Other characters in 'Driven' include Jimmy Bly's agent brother (Robert Sean Leonard), a smarmy weasel who guides, then torpedoes his baby brother's career. Stacy Edwards plays a reporter who looks to Joe Tanto for an explanation of why men race. She's similar to the Louise Frederickson character in 'Grand Prix', but philosophy isn't one of this film's strong points.

Screenwriter Stallone borrows heavily from several previous releases. Drivers trading girlfriends was a staple in 'Winning', 'Grand Prix' and several other racing movies. The 'over the banked curve and into the forest' crash scene was also borrowed from 'Grand Prix'. Joe Tanto's habit of humming when in high stress situations is right out of 'The Right Stuff' and the 'through the streets' chase scene was first seen in 'The Blues Brothers', not to mention the Danny Sullivan episode of 'Miami Vice'.
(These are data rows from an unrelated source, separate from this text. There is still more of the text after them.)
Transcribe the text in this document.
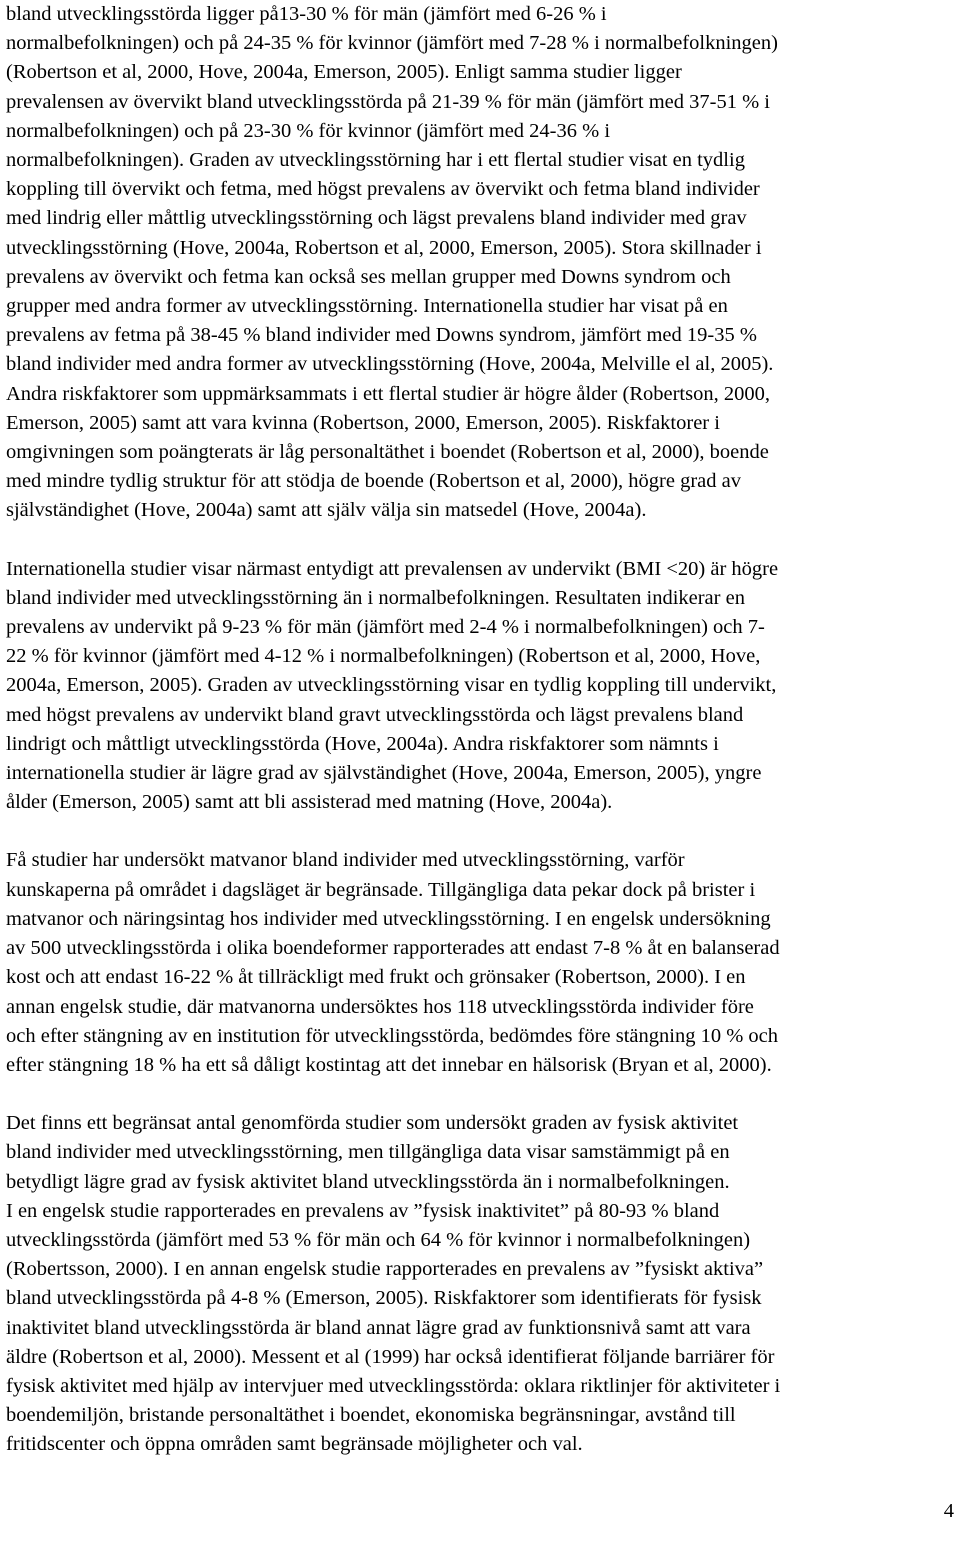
bland utvecklingsstörda ligger på13-30 % för män (jämfört med 6-26 % i
normalbefolkningen) och på 24-35 % för kvinnor (jämfört med 7-28 % i normalbefolkningen)
(Robertson et al, 2000, Hove, 2004a, Emerson, 2005). Enligt samma studier ligger
prevalensen av övervikt bland utvecklingsstörda på 21-39 % för män (jämfört med 37-51 % i
normalbefolkningen) och på 23-30 % för kvinnor (jämfört med 24-36 % i
normalbefolkningen). Graden av utvecklingsstörning har i ett flertal studier visat en tydlig
koppling till övervikt och fetma, med högst prevalens av övervikt och fetma bland individer
med lindrig eller måttlig utvecklingsstörning och lägst prevalens bland individer med grav
utvecklingsstörning (Hove, 2004a, Robertson et al, 2000, Emerson, 2005). Stora skillnader i
prevalens av övervikt och fetma kan också ses mellan grupper med Downs syndrom och
grupper med andra former av utvecklingsstörning. Internationella studier har visat på en
prevalens av fetma på 38-45 % bland individer med Downs syndrom, jämfört med 19-35 %
bland individer med andra former av utvecklingsstörning (Hove, 2004a, Melville el al, 2005).
Andra riskfaktorer som uppmärksammats i ett flertal studier är högre ålder (Robertson, 2000,
Emerson, 2005) samt att vara kvinna (Robertson, 2000, Emerson, 2005). Riskfaktorer i
omgivningen som poängterats är låg personaltäthet i boendet (Robertson et al, 2000), boende
med mindre tydlig struktur för att stödja de boende (Robertson et al, 2000), högre grad av
självständighet (Hove, 2004a) samt att själv välja sin matsedel (Hove, 2004a).

Internationella studier visar närmast entydigt att prevalensen av undervikt (BMI <20) är högre
bland individer med utvecklingsstörning än i normalbefolkningen. Resultaten indikerar en
prevalens av undervikt på 9-23 % för män (jämfört med 2-4 % i normalbefolkningen) och 7-
22 % för kvinnor (jämfört med 4-12 % i normalbefolkningen) (Robertson et al, 2000, Hove,
2004a, Emerson, 2005). Graden av utvecklingsstörning visar en tydlig koppling till undervikt,
med högst prevalens av undervikt bland gravt utvecklingsstörda och lägst prevalens bland
lindrigt och måttligt utvecklingsstörda (Hove, 2004a). Andra riskfaktorer som nämnts i
internationella studier är lägre grad av självständighet (Hove, 2004a, Emerson, 2005), yngre
ålder (Emerson, 2005) samt att bli assisterad med matning (Hove, 2004a).

Få studier har undersökt matvanor bland individer med utvecklingsstörning, varför
kunskaperna på området i dagsläget är begränsade. Tillgängliga data pekar dock på brister i
matvanor och näringsintag hos individer med utvecklingsstörning. I en engelsk undersökning
av 500 utvecklingsstörda i olika boendeformer rapporterades att endast 7-8 % åt en balanserad
kost och att endast 16-22 % åt tillräckligt med frukt och grönsaker (Robertson, 2000). I en
annan engelsk studie, där matvanorna undersöktes hos 118 utvecklingsstörda individer före
och efter stängning av en institution för utvecklingsstörda, bedömdes före stängning 10 % och
efter stängning 18 % ha ett så dåligt kostintag att det innebar en hälsorisk (Bryan et al, 2000).

Det finns ett begränsat antal genomförda studier som undersökt graden av fysisk aktivitet
bland individer med utvecklingsstörning, men tillgängliga data visar samstämmigt på en
betydligt lägre grad av fysisk aktivitet bland utvecklingsstörda än i normalbefolkningen.
I en engelsk studie rapporterades en prevalens av ”fysisk inaktivitet” på 80-93 % bland
utvecklingsstörda (jämfört med 53 % för män och 64 % för kvinnor i normalbefolkningen)
(Robertsson, 2000). I en annan engelsk studie rapporterades en prevalens av ”fysiskt aktiva”
bland utvecklingsstörda på 4-8 % (Emerson, 2005). Riskfaktorer som identifierats för fysisk
inaktivitet bland utvecklingsstörda är bland annat lägre grad av funktionsnivå samt att vara
äldre (Robertson et al, 2000). Messent et al (1999) har också identifierat följande barriärer för
fysisk aktivitet med hjälp av intervjuer med utvecklingsstörda: oklara riktlinjer för aktiviteter i
boendemiljön, bristande personaltäthet i boendet, ekonomiska begränsningar, avstånd till
fritidscenter och öppna områden samt begränsade möjligheter och val.

4
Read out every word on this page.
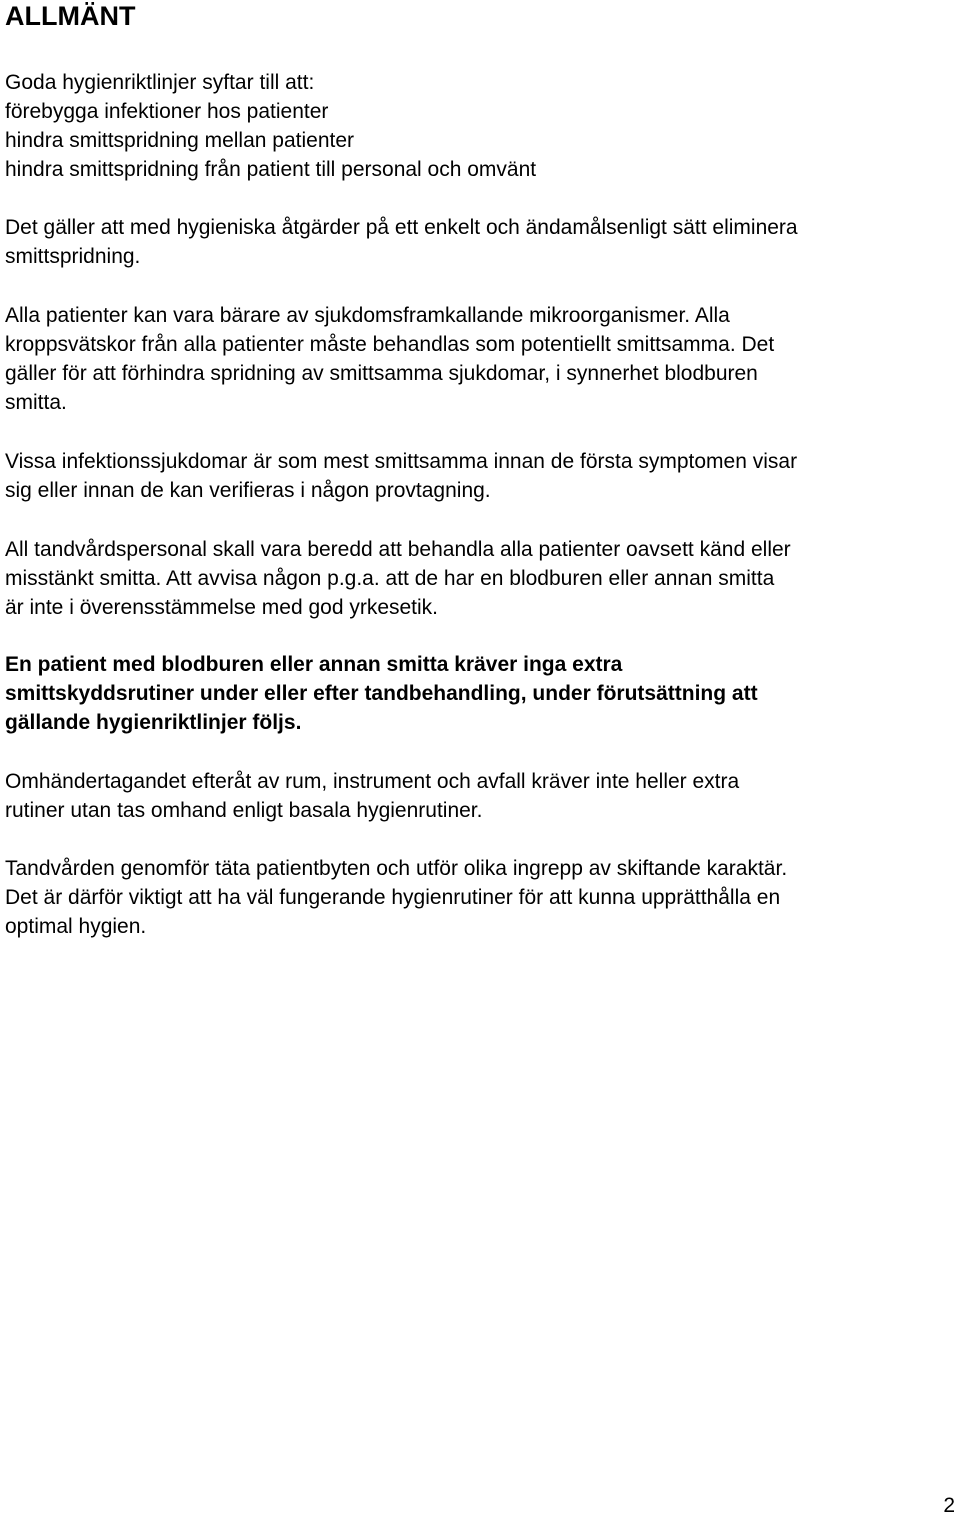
ALLMÄNT

Goda hygienriktlinjer syftar till att:
förebygga infektioner hos patienter
hindra smittspridning mellan patienter
hindra smittspridning från patient till personal och omvänt

Det gäller att med hygieniska åtgärder på ett enkelt och ändamålsenligt sätt eliminera
smittspridning.

Alla patienter kan vara bärare av sjukdomsframkallande mikroorganismer. Alla
kroppsvätskor från alla patienter måste behandlas som potentiellt smittsamma. Det
gäller för att förhindra spridning av smittsamma sjukdomar, i synnerhet blodburen
smitta.

Vissa infektionssjukdomar är som mest smittsamma innan de första symptomen visar
sig eller innan de kan verifieras i någon provtagning.

All tandvårdspersonal skall vara beredd att behandla alla patienter oavsett känd eller
misstänkt smitta. Att avvisa någon p.g.a. att de har en blodburen eller annan smitta
är inte i överensstämmelse med god yrkesetik.

En patient med blodburen eller annan smitta kräver inga extra
smittskyddsrutiner under eller efter tandbehandling, under förutsättning att
gällande hygienriktlinjer följs.

Omhändertagandet efteråt av rum, instrument och avfall kräver inte heller extra
rutiner utan tas omhand enligt basala hygienrutiner.

Tandvården genomför täta patientbyten och utför olika ingrepp av skiftande karaktär.
Det är därför viktigt att ha väl fungerande hygienrutiner för att kunna upprätthålla en
optimal hygien.

2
'Driven' isn't a complete waste of time. The ritualistic countdown to the start of the season's climactic race at Detroit (also an homage to 'Grand Prix') is quite good. After enduring nearly 2 hours of nonsense by then, it almost seemed like the scene was shot by another director and one regrets that the rest of the film wasn't as good.

Where 'Grand Prix', 'LeMans' and more recently the documentary 'Super Speedway' feature incredibly realistic and dramatic on-board camera shots, 'Driven' relies heavily on computer generated animation and slow motion for its racing scenes, giving it a cartoonish, video game feel. What in-car footage is used actually accomplishes the difficult task of making the Champ Car of 2000 look slow.

The exaggerated crash scenes, frighteningly un-survivable in most cases, look like something out of Play Station or an arcade game. In fact, Play Station billboards are abundant at the fantasy 'German Grand Prix' racing circuit late in the film. When they crash, the cars rarely stay between the fences, easily flying over them and breaking up into little pieces on the way.

One particularly offensive incident shows a piece of crash debris - a wheel and tire with the jagged front suspension still attached - flying over the debris fence and into the grandstand. The fleet-footed spectators quickly move out of the way and no one is injured, but the similarity to the gruesome incident at Charlotte two years ago is shocking and it makes you wonder what CART was thinking when they got involved with this disaster.

The racing scenes are silly and unrealistic. The dialogue is painful and childish. None of the characters seem to know anything about racing. Jimmy Bly keeps studying his laptop computer to find out why he's losing, but he's not looking at telemetry, he's looking at video game simulations and circuit diagrams (including an outline of the egg-shaped oval at Darlington). The fictional 'German Grand Prix' was filmed out in the country somewhere or on someone's test track and features a single lane, high banked left hand curve edged in Armco instead of concrete.

We won't even talk about the scene where a crashed car with a methanol leak explodes in a ball of flame after being touched off by a flaming tree branch - while sitting in three feet of water.

'Driven' is not a 'real' racing film. Stallone has geared it towards 5th graders and WWF refugees, not racing fans. 'Days of Thunder', for all its faults, has been credited with raising NASCAR's visibility with the public. 'Driven's' ambiguous 'World Championship' will probably not fill seats at CART events. After all, would you buy a ticket to a race where you could be showered with debris at any moment?

Thankfully, the words CART and FedEx Championship are not spoken in the film and the cars are never identified as Champ Cars (or anything else for that matter) but you have to believe Bernie Ecclestone will just roar with laughter when he sees the reviews.

Steve McQueen can continue to rest in peace but if they want to delay joining him, James Garner and John Frankenheimer should avoid any theatre showing this film. After seeing 'Driven', I'm more grateful than ever that these fine men gave us the two best movies that will ever be produced about our sport.

After seeing the closing scenes of 'Downhill Racer' on a cable channel this morning, I'm reminded of how good a sports movie can be. The contrasts with 'Driven' are monumental.

That sigh of relief you heard probably came from Al Pacino. There's finally something worse than 'Bobby Deerfield' out there.